In 2025, there are plenty of libraries, frameworks and 3rd party services that can help devs do this (taking into consideration complicated things including rate-limiting, captchas etc), but what was different this time was I wanted to maintain an index of the crawled content.
At first, I didn't think that distinction would be as important as it turned out to be. Well.. it turned out to be a major challenge.
First, what do I mean by an "index"?
Maintaining a website index
Crawling a resource (i.e. webpage, image, PDF, etc), group of resources, hostname or group of hostnames presents a series of challenges: the metadata, content, headers and most importantly, relationships to other resources, needs to be maintained.
And the relationship between these resources change over time (e.g. linking to new / different resources, redirects to new / old resources, etc). So the relationship between resources and their content is what I refer to as the "index". And it's a tough challenge.
But instead of detailing every challenge, edge-case or rabbit-hole, I'm going to write a list of questions below that needed to be asked, and answered, in order to accurately maintain an index.

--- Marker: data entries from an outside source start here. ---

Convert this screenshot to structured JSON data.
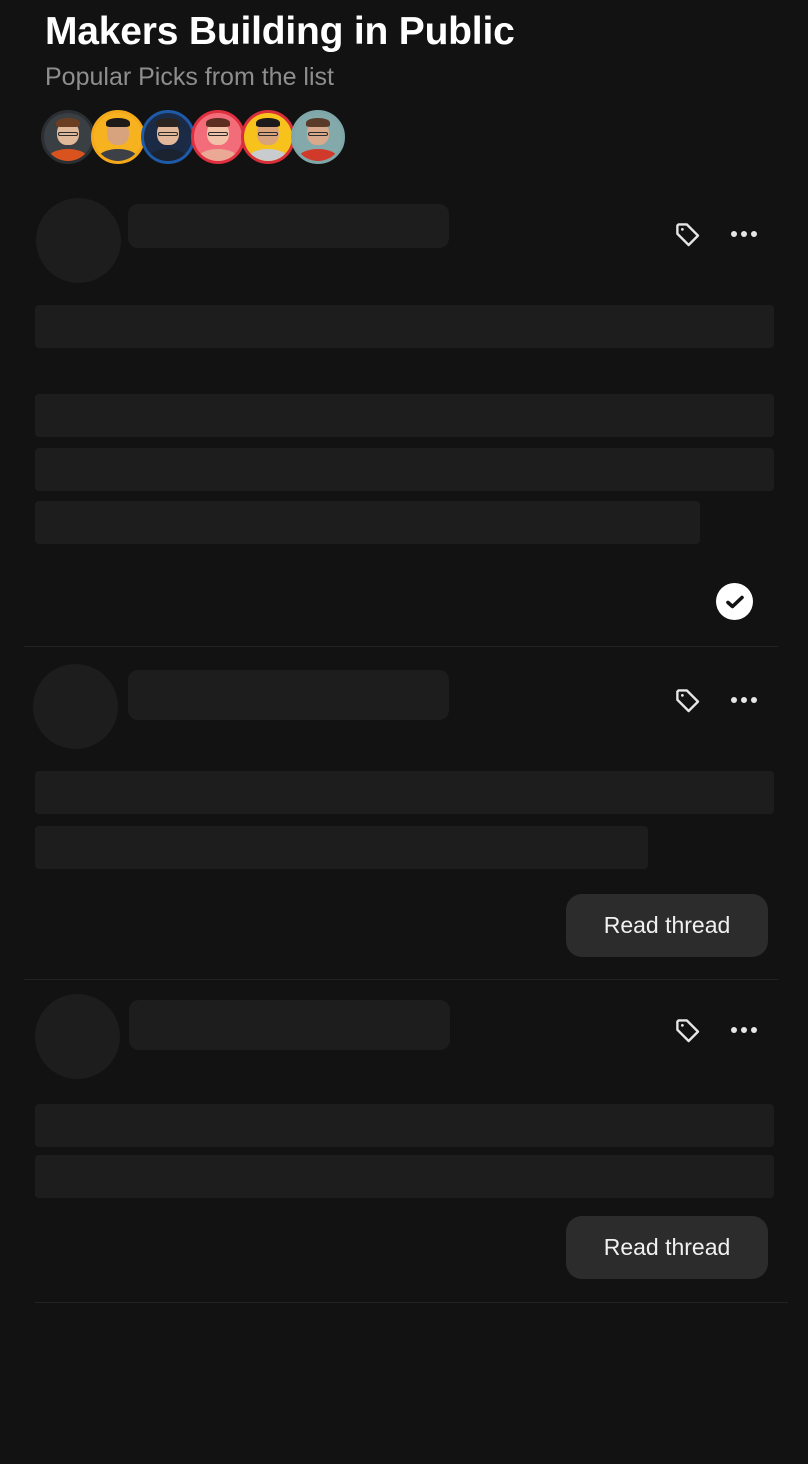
{
  "header": {
    "title": "Makers Building in Public",
    "subtitle": "Popular Picks from the list"
  },
  "avatars": [
    {
      "name": "member-1",
      "ring": "#2b2f33",
      "bg": "#3a3f44",
      "skin": "#e0b89a",
      "hair": "#6b3e22",
      "shirt": "#d9531e",
      "glasses": true
    },
    {
      "name": "member-2",
      "ring": "#f6a81b",
      "bg": "#f7b31f",
      "skin": "#d7a37f",
      "hair": "#1e1a18",
      "shirt": "#3d4147",
      "glasses": false
    },
    {
      "name": "member-3",
      "ring": "#1e5aa8",
      "bg": "#1c2b45",
      "skin": "#e2b79a",
      "hair": "#2a2320",
      "shirt": "#1b2330",
      "glasses": true
    },
    {
      "name": "member-4",
      "ring": "#e0303f",
      "bg": "#f26c7a",
      "skin": "#f1c2a8",
      "hair": "#5c2d20",
      "shirt": "#e9a995",
      "glasses": true
    },
    {
      "name": "member-5",
      "ring": "#d8303a",
      "bg": "#f8c21c",
      "skin": "#d9a37c",
      "hair": "#1c1a1a",
      "shirt": "#c9ccce",
      "glasses": true
    },
    {
      "name": "member-6",
      "ring": "#7fa6a8",
      "bg": "#83a9ab",
      "skin": "#d9a98b",
      "hair": "#5a3b2a",
      "shirt": "#d13a2a",
      "glasses": true
    }
  ],
  "posts": [
    {
      "id": "post-1",
      "action": "check",
      "action_label": ""
    },
    {
      "id": "post-2",
      "action": "button",
      "action_label": "Read thread"
    },
    {
      "id": "post-3",
      "action": "button",
      "action_label": "Read thread"
    }
  ],
  "icons": {
    "tag": "tag-icon",
    "more": "more-horizontal-icon",
    "check": "check-circle-icon"
  },
  "colors": {
    "background": "#121212",
    "skeleton": "#1d1d1d",
    "button_bg": "#2c2c2c",
    "subtitle": "#8e8e8e"
  }
}
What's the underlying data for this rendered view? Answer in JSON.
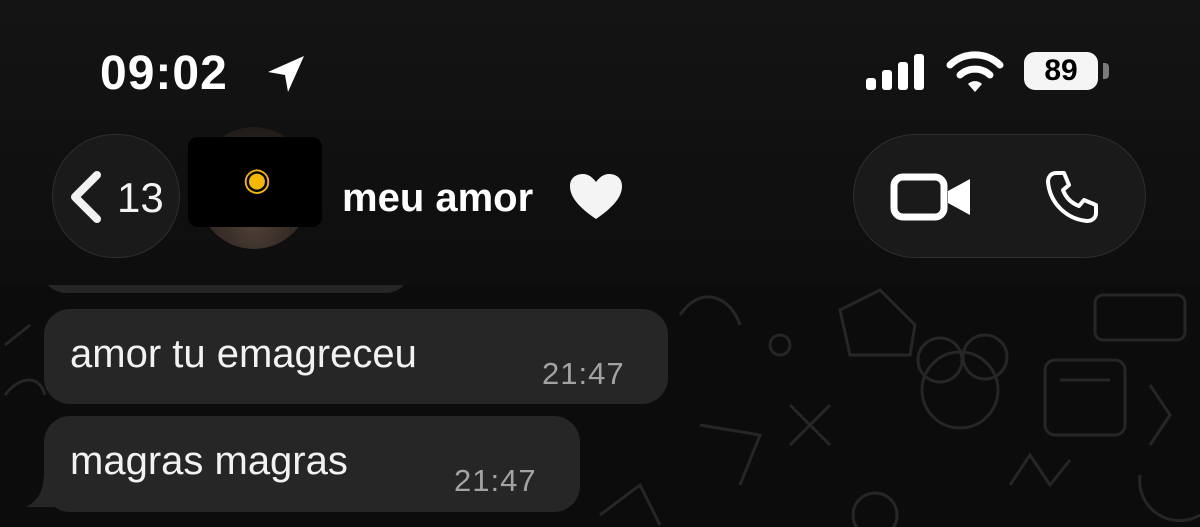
{
  "status_bar": {
    "time": "09:02",
    "battery_level": "89",
    "location_icon": "location-arrow-icon",
    "signal_icon": "cellular-signal-icon",
    "wifi_icon": "wifi-icon"
  },
  "header": {
    "back_count": "13",
    "back_icon": "chevron-left-icon",
    "contact_name": "meu amor",
    "name_icon": "white-heart-icon",
    "avatar_sticker_icon": "partying-face-icon",
    "video_call_icon": "video-camera-icon",
    "voice_call_icon": "phone-icon"
  },
  "messages": [
    {
      "text": "amor tu emagreceu",
      "time": "21:47"
    },
    {
      "text": "magras magras",
      "time": "21:47"
    }
  ],
  "colors": {
    "background": "#0a0a0a",
    "header_background": "#121212",
    "bubble": "#262626",
    "timestamp": "#a3a3a3",
    "pill_button": "#1a1a1a"
  }
}
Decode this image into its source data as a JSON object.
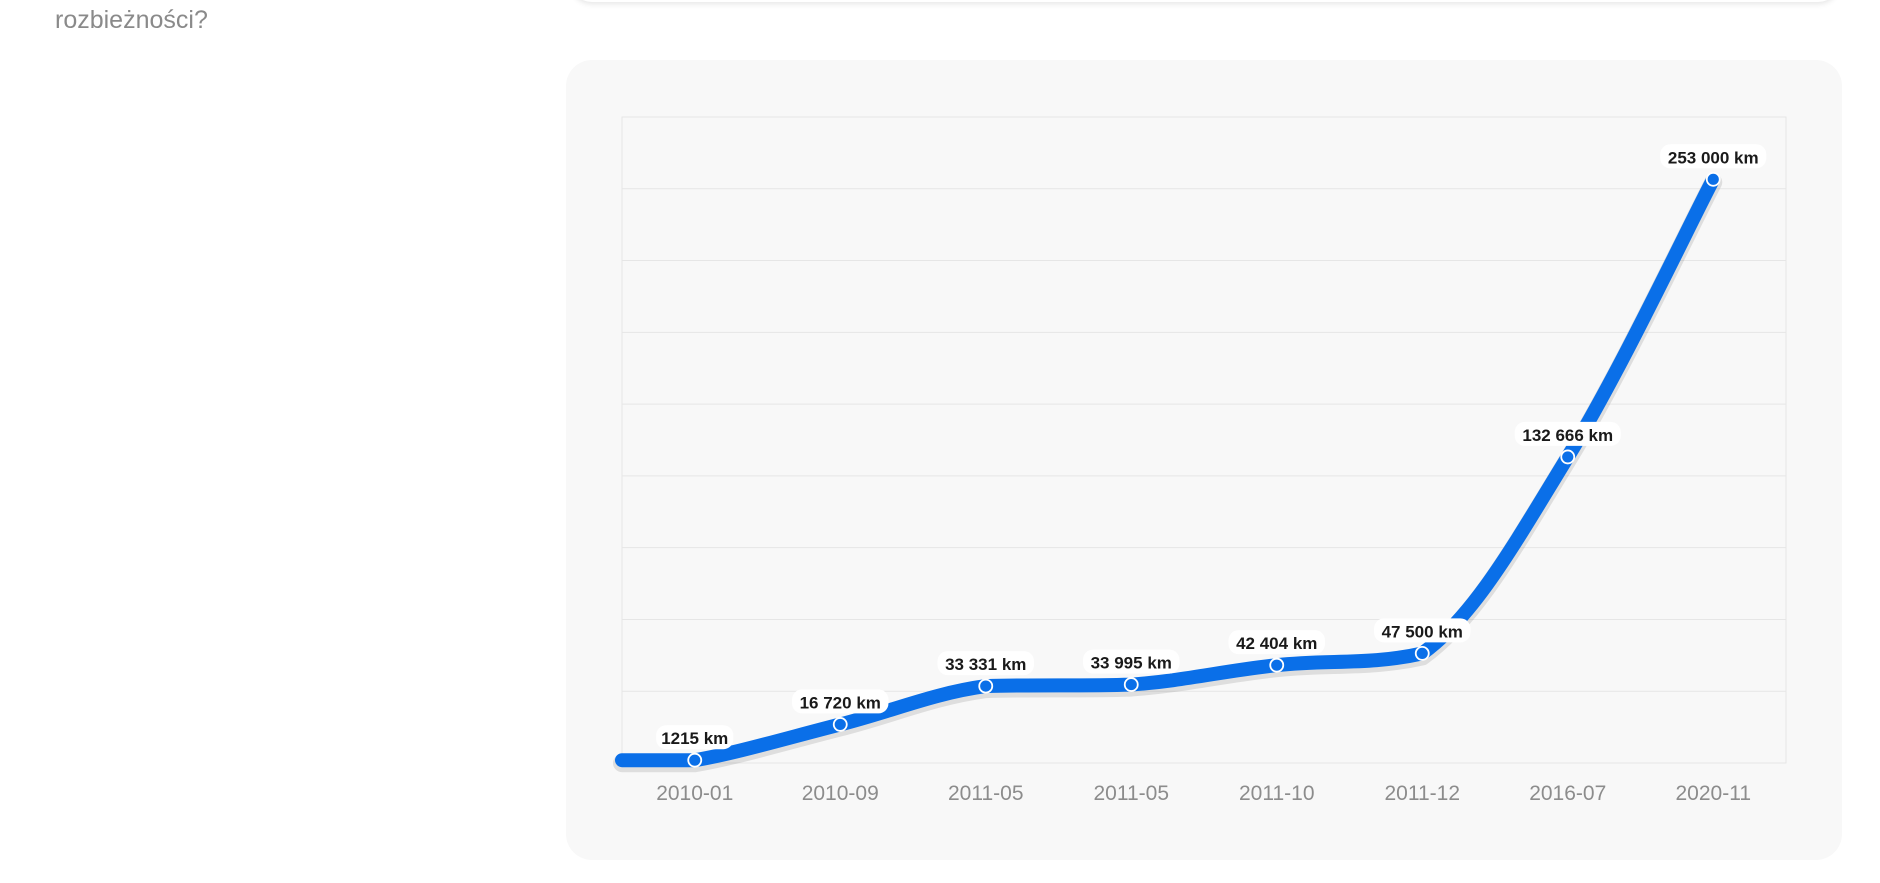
{
  "page": {
    "question_fragment": "rozbieżności?"
  },
  "chart_data": {
    "type": "line",
    "title": "",
    "xlabel": "",
    "ylabel": "",
    "categories": [
      "2010-01",
      "2010-09",
      "2011-05",
      "2011-05",
      "2011-10",
      "2011-12",
      "2016-07",
      "2020-11"
    ],
    "values": [
      1215,
      16720,
      33331,
      33995,
      42404,
      47500,
      132666,
      253000
    ],
    "data_labels": [
      "1215 km",
      "16 720 km",
      "33 331 km",
      "33 995 km",
      "42 404 km",
      "47 500 km",
      "132 666 km",
      "253 000 km"
    ],
    "ylim": [
      0,
      280000
    ],
    "grid": true,
    "smooth": true,
    "color": "#0a6fe8"
  }
}
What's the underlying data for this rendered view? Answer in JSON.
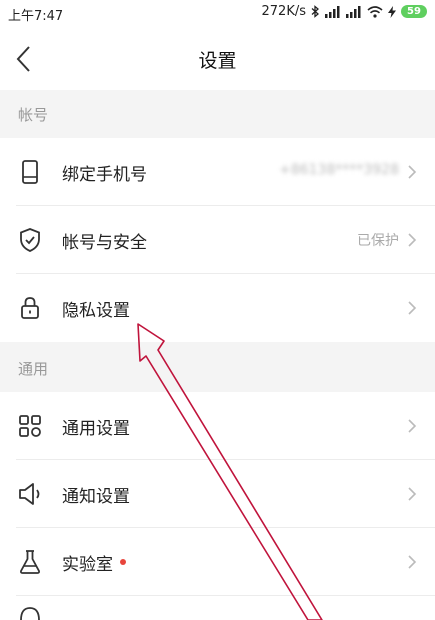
{
  "status_bar": {
    "time": "上午7:47",
    "network_speed": "272K/s",
    "battery_level": "59",
    "icons": [
      "bluetooth-icon",
      "signal-icon",
      "signal-icon",
      "wifi-icon",
      "charging-icon",
      "battery-icon"
    ]
  },
  "nav": {
    "title": "设置",
    "back_icon": "chevron-left-icon"
  },
  "sections": {
    "account": {
      "header": "帐号"
    },
    "general": {
      "header": "通用"
    }
  },
  "rows": {
    "bind_phone": {
      "label": "绑定手机号",
      "value": "+86138****3928",
      "icon": "phone-icon"
    },
    "account_security": {
      "label": "帐号与安全",
      "value": "已保护",
      "icon": "shield-icon"
    },
    "privacy": {
      "label": "隐私设置",
      "icon": "lock-icon"
    },
    "general_settings": {
      "label": "通用设置",
      "icon": "grid-icon"
    },
    "notification_settings": {
      "label": "通知设置",
      "icon": "speaker-icon"
    },
    "lab": {
      "label": "实验室",
      "icon": "flask-icon"
    }
  },
  "colors": {
    "accent_red": "#e8453c",
    "annotation_arrow": "#c0143c",
    "section_bg": "#f4f4f4"
  }
}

The point of this being: crawling is tough, but maintaining
an index of the crawled data is tougher. And while it's a
"solved problem", I think reading through the list of
questions below would have been helpful before I set off on
this task. And mind you: the questions below are the more
complicated ones; I'll be leaving out the more obvious ones
(e.g. like resolving relative paths when a page has a
base
tag defined).
Questions that you'll need to ask (and answer):
- How will you handle long-polling for crawler payloads while your codebase is being updated, possibly changing your caching keys?
- How will you handle pages that have multiple robots tags with possibly different values?
- If you want to show distinct open graph image thumbnails in search results, how will you be able to tell which open graph images are unique / distinct from other resources?
- How should you handle a URL that appears the same as it's defined canonical URL but with it's URL params in a different order?
- How should redirect loops be handled?
- How should open-graph redirect loops be handled (e.g. a web resource resolves and loads, but it defines a different canonical URL that redirects back the current page)?
- What is the maximum content payload size your server should process (being careful to handle things like zip bombs)?
-
When a website has it's content duplicated across two
hostnames (e.g.
@
andwww
) which hostname should be given priority? - How will the PDF content be extracted (and verified not to be corrupt)?
- If the crawler attempts to crawl pages sequentially, how will silent-failures be determined (e.g. page doesn't resolve, and the crawler doesn't know it hasn't resolved due to a timeout)?
Intention
The intention with this post is, largely, to document the tough problems with maintaining an index related to crawled content.
While the crawler + index I've built is functional and being
used in production (on this very site via ⌘k
),
the number of unexpected
("unknown unknowns")
challenges that needed to be considered (and resolved)
surprised me.
And I still haven't resolved them all.